The Boulder-based team will receive $80,000 for a project that helps little kids acquire language, thinking, and social-emotional skills using a cell phone app inside a stuffed animal.

Gary Community Investments, which gives grants and makes for-profit investments to benefit low-income children and families, announced the winners of the Early Childhood Innovation Prize on Tuesday afternoon. (Gary Community Investments, through the Piton Foundation, is a Chalkbeat funder.)

The Colorado team that won prize money developed a tool called MindScribe. It works like this. An adult slips a cell phone with a special application into the belly of a stuffed zebra. The app prompts the child to explain what they are doing or making and asks follow-up questions, such as “What happened next?” and “Why?”

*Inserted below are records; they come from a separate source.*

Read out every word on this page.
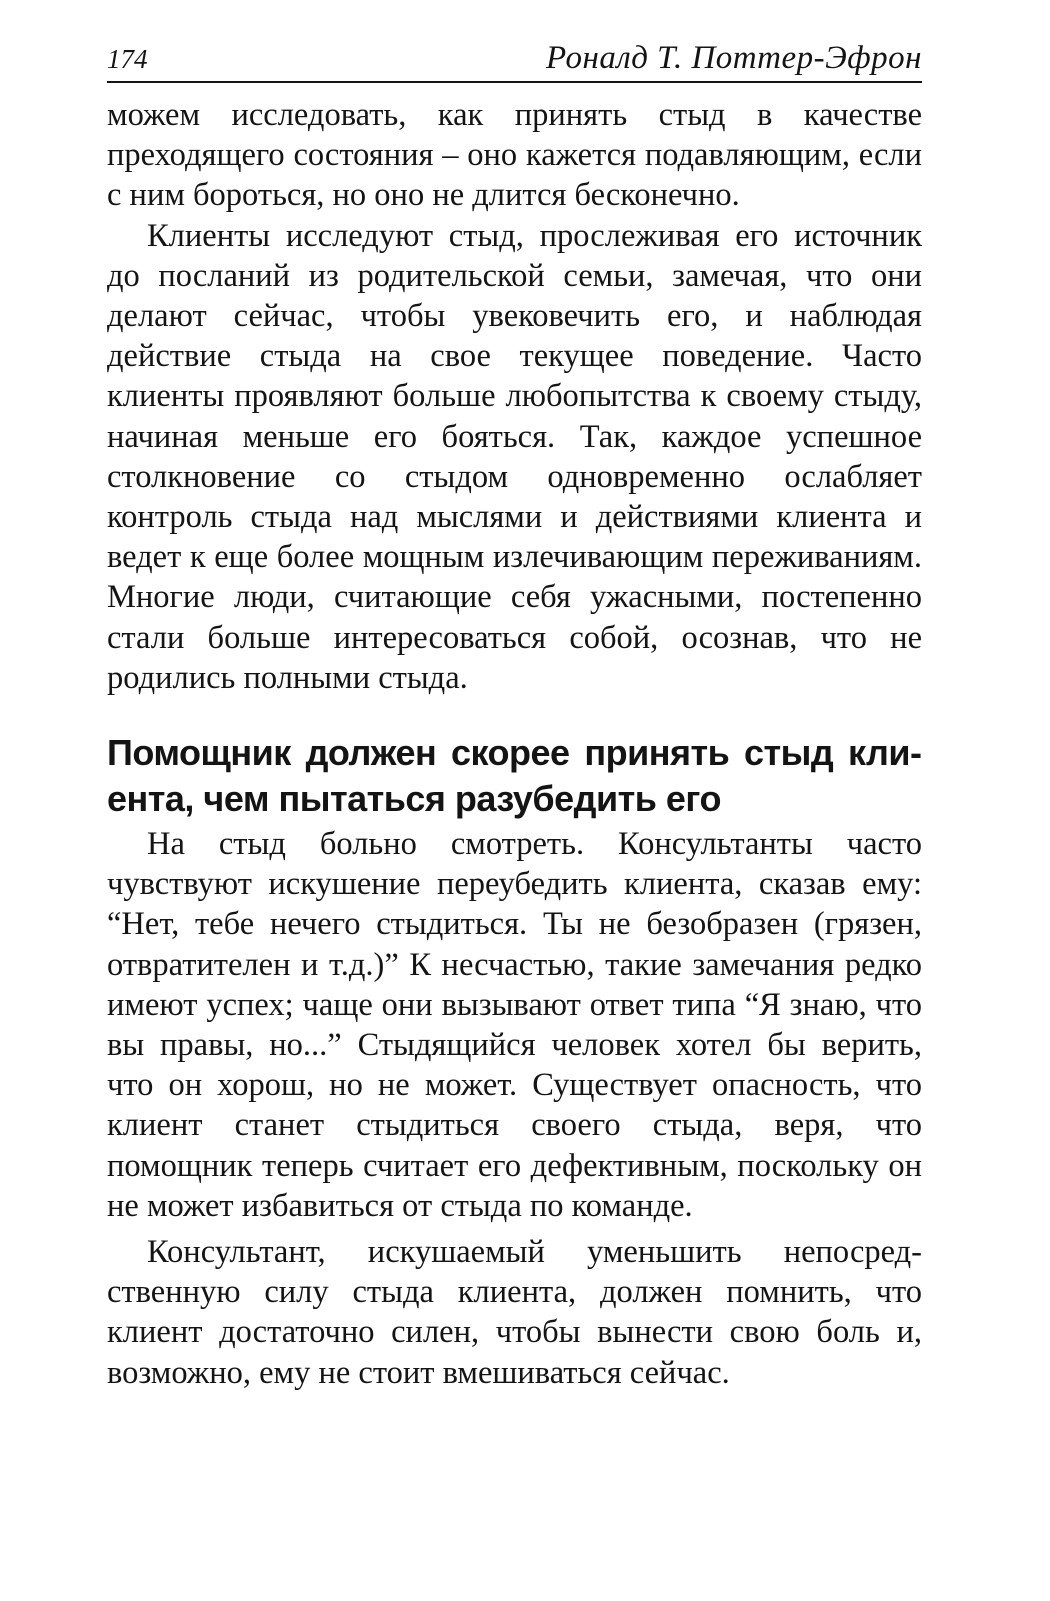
174	Роналд Т. Поттер-Эфрон

можем исследовать, как принять стыд в качестве преходящего состояния – оно кажется подавляющим, если с ним бороться, но оно не длится бесконечно.

Клиенты исследуют стыд, прослеживая его источник до посланий из родительской семьи, замечая, что они делают сейчас, чтобы увековечить его, и наблюдая действие стыда на свое текущее поведение. Часто клиенты проявляют больше любопытства к своему стыду, начиная меньше его бояться. Так, каждое успешное столкновение со стыдом одновременно ослабляет контроль стыда над мыслями и действиями клиента и ведет к еще более мощным излечивающим переживаниям. Многие люди, считающие себя ужасными, постепенно стали больше интересоваться собой, осознав, что не родились полными стыда.

Помощник должен скорее принять стыд клиента, чем пытаться разубедить его

На стыд больно смотреть. Консультанты часто чувствуют искушение переубедить клиента, сказав ему: “Нет, тебе нечего стыдиться. Ты не безобразен (грязен, отвратителен и т.д.)” К несчастью, такие замечания редко имеют успех; чаще они вызывают ответ типа “Я знаю, что вы правы, но...” Стыдящийся человек хотел бы верить, что он хорош, но не может. Существует опасность, что клиент станет стыдиться своего стыда, веря, что помощник теперь считает его дефективным, поскольку он не может избавиться от стыда по команде.

Консультант, искушаемый уменьшить непосредственную силу стыда клиента, должен помнить, что клиент достаточно силен, чтобы вынести свою боль и, возможно, ему не стоит вмешиваться сейчас.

MindScribe founder Layne Hubbard, a Ph.D. student in computer science at the University of Colorado Boulder, said her work as a teacher at Boulder’s Children’s House Preschool inspired the project.

“I thought back to storytelling and how powerfully the children’s original stories catalyzed growth, development, and connectedness,” she wrote via email. “I realized that I wanted to scale this opportunity to reach young children across diverse early childhood communities, especially those which are multilingual, low-income, or affected by trauma or disability.”

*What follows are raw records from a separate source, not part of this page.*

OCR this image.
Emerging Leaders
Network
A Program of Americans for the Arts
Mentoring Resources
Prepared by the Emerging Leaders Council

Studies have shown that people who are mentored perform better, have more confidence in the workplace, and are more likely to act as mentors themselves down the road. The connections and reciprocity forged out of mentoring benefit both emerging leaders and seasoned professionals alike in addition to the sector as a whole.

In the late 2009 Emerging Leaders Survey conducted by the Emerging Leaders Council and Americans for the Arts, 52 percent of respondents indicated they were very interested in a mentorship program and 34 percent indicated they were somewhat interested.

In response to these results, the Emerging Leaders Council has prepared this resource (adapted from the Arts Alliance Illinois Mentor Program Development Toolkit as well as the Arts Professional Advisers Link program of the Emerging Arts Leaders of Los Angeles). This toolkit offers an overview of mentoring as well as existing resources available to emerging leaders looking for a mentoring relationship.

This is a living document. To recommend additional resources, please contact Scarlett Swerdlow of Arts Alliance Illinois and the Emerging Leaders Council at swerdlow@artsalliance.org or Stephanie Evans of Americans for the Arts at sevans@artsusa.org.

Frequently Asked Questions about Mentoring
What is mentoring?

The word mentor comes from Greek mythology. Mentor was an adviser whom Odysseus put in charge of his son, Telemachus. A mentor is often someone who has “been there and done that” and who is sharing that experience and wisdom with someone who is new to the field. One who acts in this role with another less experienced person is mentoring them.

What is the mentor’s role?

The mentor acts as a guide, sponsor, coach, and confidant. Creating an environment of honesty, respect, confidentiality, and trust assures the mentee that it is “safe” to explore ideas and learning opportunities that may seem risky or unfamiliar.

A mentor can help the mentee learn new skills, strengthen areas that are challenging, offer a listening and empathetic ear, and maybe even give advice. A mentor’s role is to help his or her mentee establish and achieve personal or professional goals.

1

One little girl who stars in a MindScribe’s demonstration video describes her crayon drawing of a garden — and her fictional protagonist’s desire to change “boring weather” — to the MindScribe zebra for seven minutes.

But the girl, Mia, isn’t oblivious to the cell phone inside the paunchy stuffed animal. Instead, she’s delighted.

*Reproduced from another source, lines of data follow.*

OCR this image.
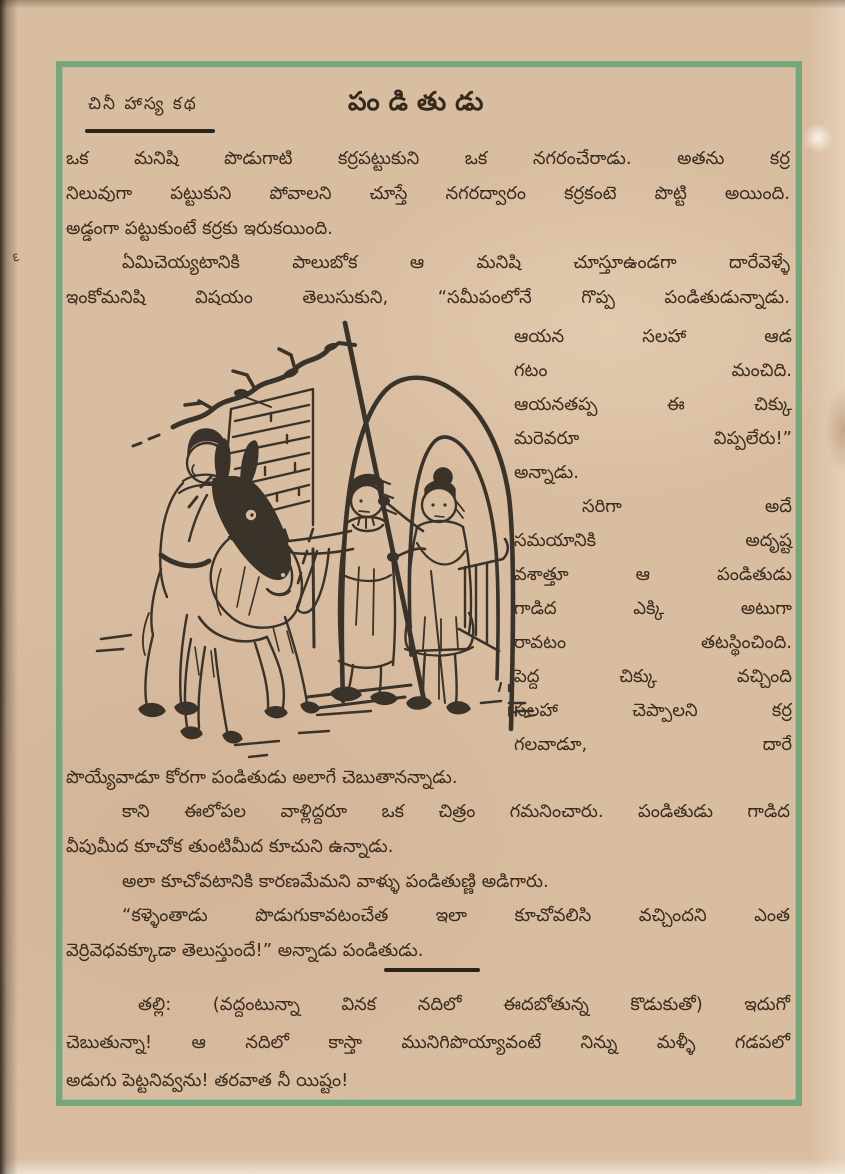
ε
చినీ హాస్య కథ	పండితుడు
ఒక మనిషి పొడుగాటి కర్రపట్టుకుని ఒక నగరంచేరాడు. అతను కర్ర
నిలువుగా పట్టుకుని పోవాలని చూస్తే నగరద్వారం కర్రకంటె పొట్టి అయింది.
అడ్డంగా పట్టుకుంటే కర్రకు ఇరుకయింది.
ఏమిచెయ్యటానికి పాలుబోక ఆ మనిషి చూస్తూఉండగా దారేవెళ్ళే
ఇంకోమనిషి విషయం తెలుసుకుని, “సమీపంలోనే గొప్ప పండితుడున్నాడు.
ఆయన సలహా ఆడ
గటం మంచిది.
ఆయనతప్ప ఈ చిక్కు
మరెవరూ విప్పలేరు!”
అన్నాడు.
సరిగా అదే
సమయానికి అదృష్ట
వశాత్తూ ఆ పండితుడు
గాడిద ఎక్కి అటుగా
రావటం తటస్థించింది.
పెద్ద చిక్కు వచ్చింది
సలహా చెప్పాలని కర్ర
గలవాడూ, దారే
పొయ్యేవాడూ కోరగా పండితుడు అలాగే చెబుతానన్నాడు.
కాని ఈలోపల వాళ్లిద్దరూ ఒక చిత్రం గమనించారు. పండితుడు గాడిద
వీపుమీద కూచోక తుంటిమీద కూచుని ఉన్నాడు.
అలా కూచోవటానికి కారణమేమని వాళ్ళు పండితుణ్ణి అడిగారు.
“కళ్ళెంతాడు పొడుగుకావటంచేత ఇలా కూచోవలిసి వచ్చిందని ఎంత
వెర్రివెధవక్కూడా తెలుస్తుందే!” అన్నాడు పండితుడు.
తల్లి: (వద్దంటున్నా వినక నదిలో ఈదబోతున్న కొడుకుతో) ఇదుగో
చెబుతున్నా! ఆ నదిలో కాస్తా మునిగిపొయ్యావంటే నిన్ను మళ్ళీ గడపలో
అడుగు పెట్టనివ్వను! తరవాత నీ యిష్టం!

She explain how it works to her father, saying, “This is like the teacher but with a radio inside the teacher.”

Mindscribe, which is still in the pilot stage, began with three languages and is now available in 11.

The Early Childhood Innovation Prize, unveiled by Gary last fall, is distinctive because there are few contests that focus on very young children — despite a large body of evidence showing that high-quality care and education for this group yield significant financial and societal dividends.

Leaders at Gary invited prize submissions from teams with advanced ideas, early-stage ideas, and nascent concepts. Five advanced winners received $100,000 each, five early-stage winners received $80,000 each, and five beginning-concept winners receiving varying shares of $100,000. Gary also recognized seven teams, including one from a Colorado Springs-based network of child care centers, that didn’t win money but offered promising ideas.

The contest used an online platform that made each submission publicly viewable and allowed teams to get feedback from fellow candidates, and in some cases, mentoring from experts.

“We really wanted the prize to be an engaging opportunity for people in the early childhood field,” said Steffanie Clothier, Gary’s child development investment director.

Gary received 570 submissions, with winning ideas coming from nonprofit and for-profit groups, universities, city governments, and the National Head Start Association.

One winning team aims to eradicate book deserts by putting children’s reading materials in public spaces like barber shops and beauty salons. Another proposes classes on mindfulness to reduce child care providers’ stress levels. Several feature technology solutions — to improve child care business operations or promote early developmental screenings.

Clothier said although most of the prize winners are testing projects outside Colorado, their ideas could eventually be replicated here. She said the organization has not decided whether to hold the innovation competition again.